Alors que l'âge des enfants aurait pu laisser envisager un retour au calme et alors qu'il avait fait l'objet de deux procédures pour violences conjugales, ce dernier a fait le choix d'engager encore une nouvelle procédure contre Mme [J], puis de faire appel du jugement l'ayant débouté de ses demandes.
Ce comportement révèle une réelle volonté de nuire à Mme [J] et de l'empêcher de se reconstruire après une relation conflictuelle, lui causant ainsi un réel préjudice moral, qui sera compensé par l'allocation d'une somme de 5 000 euros à titre de dommages et intérêts.

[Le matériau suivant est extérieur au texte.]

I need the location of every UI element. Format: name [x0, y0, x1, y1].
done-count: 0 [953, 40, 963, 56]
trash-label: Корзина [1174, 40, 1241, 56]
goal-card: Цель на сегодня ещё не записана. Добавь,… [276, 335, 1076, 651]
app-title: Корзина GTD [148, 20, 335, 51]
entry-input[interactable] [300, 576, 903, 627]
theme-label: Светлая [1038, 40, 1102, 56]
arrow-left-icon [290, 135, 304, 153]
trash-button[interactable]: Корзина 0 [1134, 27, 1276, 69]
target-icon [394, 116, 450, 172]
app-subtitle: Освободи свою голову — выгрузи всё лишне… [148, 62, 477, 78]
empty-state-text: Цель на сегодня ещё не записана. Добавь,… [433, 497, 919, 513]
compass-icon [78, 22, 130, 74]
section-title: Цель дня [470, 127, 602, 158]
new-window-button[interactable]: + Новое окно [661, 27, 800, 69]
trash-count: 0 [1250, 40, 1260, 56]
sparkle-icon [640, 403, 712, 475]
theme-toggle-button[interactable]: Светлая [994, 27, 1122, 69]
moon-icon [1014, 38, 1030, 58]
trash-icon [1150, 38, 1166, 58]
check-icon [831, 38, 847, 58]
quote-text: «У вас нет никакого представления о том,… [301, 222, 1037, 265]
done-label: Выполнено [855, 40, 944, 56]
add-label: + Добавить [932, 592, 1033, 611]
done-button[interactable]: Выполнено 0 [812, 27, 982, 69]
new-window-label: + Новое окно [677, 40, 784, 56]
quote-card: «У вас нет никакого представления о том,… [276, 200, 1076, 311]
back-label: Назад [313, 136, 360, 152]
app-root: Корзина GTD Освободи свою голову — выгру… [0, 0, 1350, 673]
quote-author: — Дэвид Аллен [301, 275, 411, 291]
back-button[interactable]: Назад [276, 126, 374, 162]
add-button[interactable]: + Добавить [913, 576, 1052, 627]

Aucun élément ne justifie le prononcé d'une amende civile et le jugement sera confirmé sur ce point.
PAR CES MOTIFS
La cour, statuant publiquement, par arrêt contradictoire, après en avoir délibéré conformément à la loi :
Confirme le jugement sauf en ce qu'il a en ce qu'il a condamné M. [C] à payer une somme de 3 000 euros à Mme [J], pour préjudice subi et rejeté la demande de Mme [J] relative à une procédure abusive et y ajoutant,
Condamne M. [C] à payer à Mme [J] une somme de 5 000 euros à titre de dommages et intérêts pour procédure abusive,
Condamne M. [C] à payer à Mme [J] une somme de 2 000 euros sur le fondement de l'article 700 du code de procédure civile,
Condamne M. [C] aux dépens.
Prononcé par mise à disposition de l'arrêt au greffe de la Cour, les parties en ayant été préalablement avisées dans les conditions prévues au deuxième alinéa de l'article 450 du code de procédure civile.
Arrêt signé par Mme Emmanuèle Cardona, Présidente de la deuxième chambre civile et par la Greffière,Caroline Bertolo, à laquelle la minute de la décision a été remise par le magistrat signataire.